1937 – Railton Cobham
A smaller six-cylinder car, the 16.9 was added in 1937 using a 2723 cc Hudson 6-cylinder engine and chassis, but only 81  were made in saloon or drophead coupé form and priced at £399.
1938 – Railton 8
An even smaller Railton, the 10 hp, joined the range in 1938 built on a Standard Flying Nine chassis and with either saloon or drophead coupé bodywork was claimed to be “A famous name in miniature”. 51 were made selling at £299. In 1938 Motor Sport tested a 28.8 h.p. Railton Cobham saloon, FPH 970, offered for sale at £698.
1939 – Demise
Noel Macklin turned his attention to powerboats in 1939, and he sold the company to Hudson Motor Car Company of Detroit, Michigan, who transferred production to their Brentford, London works. However, the outbreak of war in 1939 stopped production.

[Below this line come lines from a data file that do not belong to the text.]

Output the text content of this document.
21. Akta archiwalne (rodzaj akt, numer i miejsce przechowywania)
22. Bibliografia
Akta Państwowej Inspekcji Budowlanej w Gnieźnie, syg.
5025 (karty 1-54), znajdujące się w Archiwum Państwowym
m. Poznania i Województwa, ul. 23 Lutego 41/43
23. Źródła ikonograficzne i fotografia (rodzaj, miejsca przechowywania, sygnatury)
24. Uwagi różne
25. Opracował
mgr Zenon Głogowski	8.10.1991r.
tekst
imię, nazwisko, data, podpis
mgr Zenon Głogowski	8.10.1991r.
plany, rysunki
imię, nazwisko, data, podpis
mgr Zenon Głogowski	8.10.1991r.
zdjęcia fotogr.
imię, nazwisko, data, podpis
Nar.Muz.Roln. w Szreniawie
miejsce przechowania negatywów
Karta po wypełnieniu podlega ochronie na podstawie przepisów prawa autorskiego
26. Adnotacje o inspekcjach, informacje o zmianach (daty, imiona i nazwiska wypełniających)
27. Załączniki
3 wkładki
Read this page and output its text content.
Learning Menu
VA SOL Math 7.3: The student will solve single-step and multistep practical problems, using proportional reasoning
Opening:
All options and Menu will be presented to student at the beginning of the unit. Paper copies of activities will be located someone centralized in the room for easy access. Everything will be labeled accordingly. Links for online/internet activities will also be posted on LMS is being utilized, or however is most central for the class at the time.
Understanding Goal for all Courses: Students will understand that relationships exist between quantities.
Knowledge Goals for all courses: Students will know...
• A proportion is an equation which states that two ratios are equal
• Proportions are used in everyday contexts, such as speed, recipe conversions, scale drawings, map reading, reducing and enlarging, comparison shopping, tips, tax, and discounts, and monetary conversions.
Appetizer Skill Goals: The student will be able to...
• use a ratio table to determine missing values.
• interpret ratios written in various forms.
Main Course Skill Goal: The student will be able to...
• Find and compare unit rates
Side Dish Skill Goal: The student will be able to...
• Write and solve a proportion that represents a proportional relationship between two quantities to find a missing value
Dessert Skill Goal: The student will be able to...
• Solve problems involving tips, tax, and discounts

After World War II a few cars were completed using pre-war parts, and a new model was built and shown at the 1949 London Motor Show. However, at nearly £5000 the car was incredibly expensive, and it never went into production.
She has some running issues that we need to address. From first impressions the head gasket looks to be but as we delve further into the engine we may discover more of the cause. Pete has got to work removing the head, gasket and block to establish the cause of the problem.
Whilst in our workshops we will look to fully service the car and hope to get her back on the road whilst the sun is still shining.
We’ve enlisted the help of Mike from the Railton Owner’s Club who has been a fantastic contact to source parts and hopefully help set the engine back up.